In Australia, the Big Four banks are working with Identrus to build a unified CA. Trusted by all manner of businesses and individuals, banks act as RAs to bring their customers into the global Identrus framework. Codenamed 'Project Angus', the local consortium is spearheading a push to build bridges between Identrus and Gatekeeper and, in the process, to create a common ground for government and private-sector PKI.

"Project Angus is all about banks appreciating that to enable B2B ecommerce, there needs to be some formal cooperation between participants to enable transactions to pass to other companies," according to Brian Mecklem, Project Angus chairman and general manager of global payment systems with the National Australia Bank. "We're talking about all businesses in Australia being able to do business with one certificate, and we think that's a good opportunity for our customers.
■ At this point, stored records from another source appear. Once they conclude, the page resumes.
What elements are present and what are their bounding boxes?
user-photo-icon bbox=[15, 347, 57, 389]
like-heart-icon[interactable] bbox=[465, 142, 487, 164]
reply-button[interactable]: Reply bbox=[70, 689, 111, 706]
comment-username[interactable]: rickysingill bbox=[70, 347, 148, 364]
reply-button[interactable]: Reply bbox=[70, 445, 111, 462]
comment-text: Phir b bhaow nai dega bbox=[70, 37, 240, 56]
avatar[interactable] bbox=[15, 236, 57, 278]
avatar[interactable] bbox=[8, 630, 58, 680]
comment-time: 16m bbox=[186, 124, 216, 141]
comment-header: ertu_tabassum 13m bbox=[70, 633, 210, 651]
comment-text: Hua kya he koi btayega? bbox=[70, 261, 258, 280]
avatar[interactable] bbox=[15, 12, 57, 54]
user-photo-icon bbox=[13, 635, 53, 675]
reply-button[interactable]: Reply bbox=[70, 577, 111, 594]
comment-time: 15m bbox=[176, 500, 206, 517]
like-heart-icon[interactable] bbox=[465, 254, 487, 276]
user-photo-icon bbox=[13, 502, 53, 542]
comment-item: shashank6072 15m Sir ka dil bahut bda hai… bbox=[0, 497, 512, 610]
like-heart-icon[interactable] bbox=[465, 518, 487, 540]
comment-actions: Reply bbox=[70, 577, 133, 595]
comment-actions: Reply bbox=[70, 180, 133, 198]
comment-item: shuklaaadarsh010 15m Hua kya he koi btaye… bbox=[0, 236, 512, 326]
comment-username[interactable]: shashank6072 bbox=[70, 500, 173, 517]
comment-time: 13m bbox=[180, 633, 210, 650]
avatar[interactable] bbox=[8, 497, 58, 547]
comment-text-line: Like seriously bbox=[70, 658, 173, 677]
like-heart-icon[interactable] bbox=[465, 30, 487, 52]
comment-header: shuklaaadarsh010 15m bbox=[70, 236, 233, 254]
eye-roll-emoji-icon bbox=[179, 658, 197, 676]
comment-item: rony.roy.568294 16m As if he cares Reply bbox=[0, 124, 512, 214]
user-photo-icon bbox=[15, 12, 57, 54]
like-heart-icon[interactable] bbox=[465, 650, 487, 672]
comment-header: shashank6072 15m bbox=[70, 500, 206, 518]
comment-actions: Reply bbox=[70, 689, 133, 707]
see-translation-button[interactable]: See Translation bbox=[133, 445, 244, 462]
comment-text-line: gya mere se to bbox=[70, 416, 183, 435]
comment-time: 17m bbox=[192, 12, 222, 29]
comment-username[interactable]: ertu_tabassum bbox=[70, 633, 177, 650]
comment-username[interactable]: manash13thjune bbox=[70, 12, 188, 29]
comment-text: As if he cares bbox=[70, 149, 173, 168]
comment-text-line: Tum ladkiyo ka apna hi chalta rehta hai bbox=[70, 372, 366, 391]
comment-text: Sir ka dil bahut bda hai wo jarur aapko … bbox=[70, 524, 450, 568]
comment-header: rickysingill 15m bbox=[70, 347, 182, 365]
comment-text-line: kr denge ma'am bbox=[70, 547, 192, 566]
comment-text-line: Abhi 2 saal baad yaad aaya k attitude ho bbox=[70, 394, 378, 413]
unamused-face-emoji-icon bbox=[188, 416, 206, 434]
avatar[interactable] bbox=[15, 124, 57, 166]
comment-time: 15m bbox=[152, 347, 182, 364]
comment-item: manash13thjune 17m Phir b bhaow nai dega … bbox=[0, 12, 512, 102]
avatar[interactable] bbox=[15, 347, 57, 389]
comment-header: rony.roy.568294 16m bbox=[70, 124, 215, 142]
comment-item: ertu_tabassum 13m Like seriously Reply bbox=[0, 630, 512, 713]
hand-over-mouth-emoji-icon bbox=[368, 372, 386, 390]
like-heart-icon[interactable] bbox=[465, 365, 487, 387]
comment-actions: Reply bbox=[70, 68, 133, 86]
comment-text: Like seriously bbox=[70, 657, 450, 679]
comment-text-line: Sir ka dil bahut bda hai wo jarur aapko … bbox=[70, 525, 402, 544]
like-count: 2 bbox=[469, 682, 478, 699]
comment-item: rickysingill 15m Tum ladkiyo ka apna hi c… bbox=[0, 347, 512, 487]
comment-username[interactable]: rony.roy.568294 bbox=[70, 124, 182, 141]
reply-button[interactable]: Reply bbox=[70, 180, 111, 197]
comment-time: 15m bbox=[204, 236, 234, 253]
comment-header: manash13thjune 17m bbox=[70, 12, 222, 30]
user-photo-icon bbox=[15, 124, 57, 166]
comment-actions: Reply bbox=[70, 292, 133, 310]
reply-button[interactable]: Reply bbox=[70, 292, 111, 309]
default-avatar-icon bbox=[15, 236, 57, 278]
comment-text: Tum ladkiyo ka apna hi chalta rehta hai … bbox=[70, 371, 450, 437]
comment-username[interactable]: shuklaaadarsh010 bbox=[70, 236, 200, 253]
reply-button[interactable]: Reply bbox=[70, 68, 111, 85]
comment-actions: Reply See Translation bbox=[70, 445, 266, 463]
Making the decision to run with Identrus opens up the door for authentication virtually immediately, because it already has the necessary rules and policies in place."

Project Angus received a major boost in April, when it was announced that eSign would be the first organisation to issue Australian Business Number Digital Certificates (ABN-DSCs). These new certificates are irrevocably tied to the ABN adopted last year as a standard form of business identification.
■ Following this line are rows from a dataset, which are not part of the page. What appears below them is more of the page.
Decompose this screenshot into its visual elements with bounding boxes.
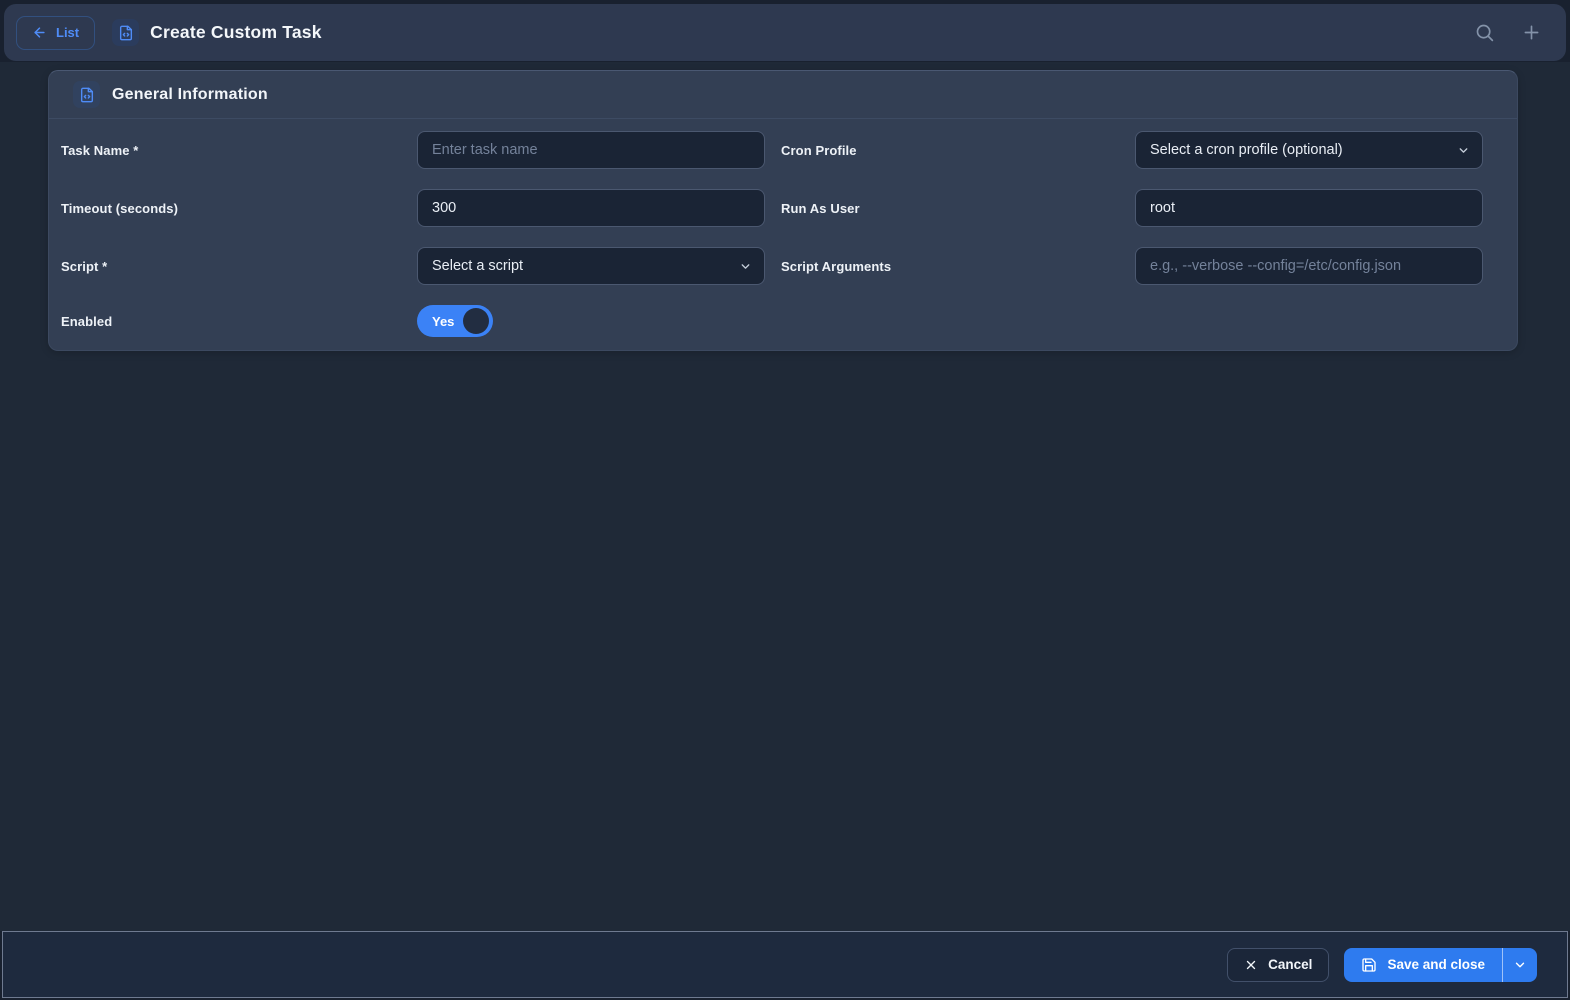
cron-profile-selected-value: Select a cron profile (optional)	[1150, 142, 1343, 158]
save-split-button: Save and close	[1344, 948, 1537, 982]
form-grid: Task Name * Cron Profile Select a cron p…	[49, 119, 1517, 350]
content-area: General Information Task Name * Cron Pro…	[0, 62, 1570, 931]
save-options-dropdown-button[interactable]	[1502, 948, 1537, 982]
footer-action-bar: Cancel Save and close	[2, 931, 1568, 998]
cancel-button[interactable]: Cancel	[1227, 948, 1329, 982]
general-information-card: General Information Task Name * Cron Pro…	[48, 70, 1518, 351]
script-arguments-input[interactable]	[1135, 247, 1483, 285]
search-icon[interactable]	[1474, 22, 1495, 43]
run-as-user-label: Run As User	[781, 201, 1135, 216]
close-icon	[1244, 958, 1258, 972]
script-select[interactable]: Select a script	[417, 247, 765, 285]
cron-profile-select[interactable]: Select a cron profile (optional)	[1135, 131, 1483, 169]
chevron-down-icon	[1457, 144, 1470, 157]
file-code-icon	[112, 19, 139, 46]
plus-icon[interactable]	[1521, 22, 1542, 43]
enabled-toggle[interactable]: Yes	[417, 305, 493, 337]
task-name-label: Task Name *	[61, 143, 417, 158]
task-name-input[interactable]	[417, 131, 765, 169]
section-header: General Information	[49, 71, 1517, 119]
topbar: List Create Custom Task	[4, 4, 1566, 61]
save-and-close-button[interactable]: Save and close	[1344, 948, 1502, 982]
cancel-button-label: Cancel	[1268, 957, 1312, 972]
script-selected-value: Select a script	[432, 258, 523, 274]
back-button-label: List	[56, 25, 79, 40]
chevron-down-icon	[1513, 958, 1527, 972]
toggle-knob	[463, 308, 489, 334]
cron-profile-label: Cron Profile	[781, 143, 1135, 158]
enabled-label: Enabled	[61, 314, 417, 329]
file-code-icon	[73, 81, 100, 108]
page-title: Create Custom Task	[150, 22, 322, 43]
script-arguments-label: Script Arguments	[781, 259, 1135, 274]
toggle-state-label: Yes	[432, 314, 454, 329]
timeout-input[interactable]	[417, 189, 765, 227]
back-to-list-button[interactable]: List	[16, 16, 95, 50]
timeout-label: Timeout (seconds)	[61, 201, 417, 216]
run-as-user-input[interactable]	[1135, 189, 1483, 227]
chevron-down-icon	[739, 260, 752, 273]
save-icon	[1361, 957, 1377, 973]
section-title: General Information	[112, 86, 268, 104]
save-button-label: Save and close	[1387, 957, 1485, 972]
topbar-actions	[1474, 22, 1542, 43]
arrow-left-icon	[32, 25, 47, 40]
script-label: Script *	[61, 259, 417, 274]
As they're based on the ABN, ABN-DSCs are positioned to become the de facto standard for government interaction. In March the government announced that Identrus-based Project Angus certificates will be accepted as ABN-DSC certificates. This will allow Australian businesses to interact with government agencies (through the ABN-DSC's role within Gatekeeper) and companies around the world (through Identrus's global CA network). This interoperability should complete the common framework for B2B transactions in Australia and around the world, increasing Australia's B2B capabilities.

According to Mike Jeffries, Baltimore's APAC product marketing manager for PKI, "Identrus and Gatekeeper are gradually bringing together the government sector and the private B2B sector. Up until the last couple of years, PKI has been closed user group based. But now there's a national and international infrastructure, it is easier to start embracing it in a big way."